Keywords: glucose-regulated proteins ; heat shock proteins ; heat shock ; okadaic acid ; protein phosphorylation ; vimentin ; Life and Medical Sciences ; Cell & Developmental Biology

Source: Wiley InterScience Backfile Collection 1832-2000

Topics: Biology , Chemistry and Pharmacology , Medicine

Notes: We have demonstrated that pretreatment but not post-treatment with okadaic acid (OA) can aggravate cytotoxicity as well as alter the kinetics of stress protein expression and protein phosphorylation in heat shocked cells. Compared to heat shock, cells recovering from 1 hr pretreatment of OA at 200 nM and cotreated with heat shock at 45°C for the last 15 min of incubation (OA→HS treatment) exhibited enhanced induction of heat shock proteins (HSPs) 70 and 110. In addition to enhanced expression, the attenuation of HSC70 and HSP90 after the induction peaks was also delayed in OA→HS-treated cells. The above treatment also resulted in the rapid induction of the 78 kDa glucose-regulated protein (GRP78), which expression remained constant in cells recovering from treatment with 200 nM OA for 1 hr, heat shocked at 45°C for 15 min, or in combined treatment in reversed order (HS→OA treatment). Enhanced phosphorylation of vimentin and proteins with molecular weights of 65, 40, and 33 kDa and decreased phosphorylation of a protein with a molecular weight of 29 kDa were also observed in cells recovering from OA→HS treatment. Again, protein phosphorylation in cells recovering from HS→OA treatment did not differ from those in cells treated only with heat shock.
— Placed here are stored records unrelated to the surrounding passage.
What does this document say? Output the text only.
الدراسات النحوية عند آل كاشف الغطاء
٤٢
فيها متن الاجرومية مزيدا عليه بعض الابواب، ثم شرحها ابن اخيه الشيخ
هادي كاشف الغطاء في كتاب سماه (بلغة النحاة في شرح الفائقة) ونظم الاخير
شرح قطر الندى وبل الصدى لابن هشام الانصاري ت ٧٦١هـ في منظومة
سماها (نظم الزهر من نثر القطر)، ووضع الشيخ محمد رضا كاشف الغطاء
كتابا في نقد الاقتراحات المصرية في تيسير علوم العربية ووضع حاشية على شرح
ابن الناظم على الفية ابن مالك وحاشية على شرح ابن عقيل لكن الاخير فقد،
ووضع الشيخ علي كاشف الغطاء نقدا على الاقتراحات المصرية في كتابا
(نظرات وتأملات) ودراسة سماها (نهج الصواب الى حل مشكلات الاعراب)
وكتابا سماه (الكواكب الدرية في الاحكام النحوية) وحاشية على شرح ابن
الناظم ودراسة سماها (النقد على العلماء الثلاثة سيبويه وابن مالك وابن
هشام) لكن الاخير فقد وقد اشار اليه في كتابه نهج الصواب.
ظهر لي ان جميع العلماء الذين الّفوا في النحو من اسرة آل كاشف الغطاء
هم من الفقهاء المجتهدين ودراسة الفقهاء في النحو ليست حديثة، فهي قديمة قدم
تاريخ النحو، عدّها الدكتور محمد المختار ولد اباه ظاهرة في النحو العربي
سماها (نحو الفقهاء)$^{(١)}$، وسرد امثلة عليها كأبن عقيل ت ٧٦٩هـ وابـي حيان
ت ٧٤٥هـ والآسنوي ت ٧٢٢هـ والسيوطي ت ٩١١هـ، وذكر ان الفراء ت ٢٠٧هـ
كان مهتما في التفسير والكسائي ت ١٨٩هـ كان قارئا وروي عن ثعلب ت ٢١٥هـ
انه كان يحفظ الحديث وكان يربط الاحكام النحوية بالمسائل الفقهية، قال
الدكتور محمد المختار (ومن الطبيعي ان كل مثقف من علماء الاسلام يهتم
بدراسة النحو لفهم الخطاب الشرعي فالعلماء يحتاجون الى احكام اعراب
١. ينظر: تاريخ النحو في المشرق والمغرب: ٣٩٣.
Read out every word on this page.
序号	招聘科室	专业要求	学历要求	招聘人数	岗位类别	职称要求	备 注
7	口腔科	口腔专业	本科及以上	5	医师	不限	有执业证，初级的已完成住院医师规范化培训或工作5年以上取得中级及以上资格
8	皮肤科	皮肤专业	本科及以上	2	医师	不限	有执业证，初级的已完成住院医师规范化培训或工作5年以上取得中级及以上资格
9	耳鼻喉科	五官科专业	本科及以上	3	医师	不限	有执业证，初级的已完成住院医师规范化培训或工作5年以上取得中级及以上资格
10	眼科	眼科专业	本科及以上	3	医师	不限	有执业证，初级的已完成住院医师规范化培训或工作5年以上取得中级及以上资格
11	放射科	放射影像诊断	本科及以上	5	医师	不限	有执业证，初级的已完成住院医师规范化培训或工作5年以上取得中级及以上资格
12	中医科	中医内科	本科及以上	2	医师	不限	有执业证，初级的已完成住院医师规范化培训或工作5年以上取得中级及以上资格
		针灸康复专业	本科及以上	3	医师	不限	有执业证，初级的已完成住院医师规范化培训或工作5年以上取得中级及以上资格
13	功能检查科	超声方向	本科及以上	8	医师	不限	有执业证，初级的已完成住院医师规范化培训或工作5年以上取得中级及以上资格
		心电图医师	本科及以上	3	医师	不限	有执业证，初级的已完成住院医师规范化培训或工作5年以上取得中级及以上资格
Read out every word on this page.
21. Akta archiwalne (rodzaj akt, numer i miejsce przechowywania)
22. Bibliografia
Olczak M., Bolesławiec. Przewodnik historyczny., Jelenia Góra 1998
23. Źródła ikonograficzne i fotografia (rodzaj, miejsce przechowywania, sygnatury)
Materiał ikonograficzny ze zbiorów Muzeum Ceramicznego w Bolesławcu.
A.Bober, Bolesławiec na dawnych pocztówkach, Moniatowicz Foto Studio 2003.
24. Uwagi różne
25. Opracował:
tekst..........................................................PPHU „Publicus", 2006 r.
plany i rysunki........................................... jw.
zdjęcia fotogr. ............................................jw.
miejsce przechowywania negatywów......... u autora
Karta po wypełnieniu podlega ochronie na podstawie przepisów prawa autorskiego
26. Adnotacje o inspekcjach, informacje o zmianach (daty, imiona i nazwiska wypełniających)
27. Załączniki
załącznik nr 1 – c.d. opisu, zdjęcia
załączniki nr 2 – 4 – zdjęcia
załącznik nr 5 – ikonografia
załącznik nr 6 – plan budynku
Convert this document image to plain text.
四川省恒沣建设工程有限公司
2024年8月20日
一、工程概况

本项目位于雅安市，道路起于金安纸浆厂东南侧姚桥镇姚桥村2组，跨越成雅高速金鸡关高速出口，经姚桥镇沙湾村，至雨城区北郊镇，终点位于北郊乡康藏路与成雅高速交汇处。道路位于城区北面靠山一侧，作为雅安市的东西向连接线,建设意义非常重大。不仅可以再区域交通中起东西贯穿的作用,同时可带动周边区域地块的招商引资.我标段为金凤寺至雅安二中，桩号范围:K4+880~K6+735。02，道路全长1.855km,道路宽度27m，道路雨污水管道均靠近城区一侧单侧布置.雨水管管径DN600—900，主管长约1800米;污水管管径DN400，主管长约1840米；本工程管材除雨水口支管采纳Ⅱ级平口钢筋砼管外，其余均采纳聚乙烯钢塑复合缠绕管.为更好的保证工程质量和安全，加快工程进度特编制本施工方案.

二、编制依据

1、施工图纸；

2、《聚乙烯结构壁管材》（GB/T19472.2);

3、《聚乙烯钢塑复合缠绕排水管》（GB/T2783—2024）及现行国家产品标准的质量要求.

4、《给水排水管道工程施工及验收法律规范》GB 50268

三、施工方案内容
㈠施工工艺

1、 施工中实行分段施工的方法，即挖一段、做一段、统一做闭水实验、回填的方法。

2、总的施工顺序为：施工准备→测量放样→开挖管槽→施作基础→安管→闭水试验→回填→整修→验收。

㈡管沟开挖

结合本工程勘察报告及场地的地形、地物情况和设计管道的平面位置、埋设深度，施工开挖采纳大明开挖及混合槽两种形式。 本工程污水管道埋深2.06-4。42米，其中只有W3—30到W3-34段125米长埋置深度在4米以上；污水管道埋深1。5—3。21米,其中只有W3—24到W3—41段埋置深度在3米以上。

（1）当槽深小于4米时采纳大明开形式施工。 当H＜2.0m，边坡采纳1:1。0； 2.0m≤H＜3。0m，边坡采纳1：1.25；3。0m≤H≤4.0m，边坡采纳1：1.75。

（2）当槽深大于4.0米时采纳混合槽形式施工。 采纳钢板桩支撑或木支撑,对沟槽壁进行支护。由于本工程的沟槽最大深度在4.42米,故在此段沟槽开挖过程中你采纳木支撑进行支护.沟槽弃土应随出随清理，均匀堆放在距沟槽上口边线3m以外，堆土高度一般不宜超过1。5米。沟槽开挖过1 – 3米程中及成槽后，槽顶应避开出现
Since the alteration in the kinetics of stress protein expression and protein phosphorylation was tightly correlated, we concluded that there is a critical link between induction of the stress proteins and phosphorylation of specific proteins. Furthermore, the rapid induction of GRP78 under the experimental condition offered a novel avenue for studying the regulation of its expression. © 1996 Wiley-Liss, Inc.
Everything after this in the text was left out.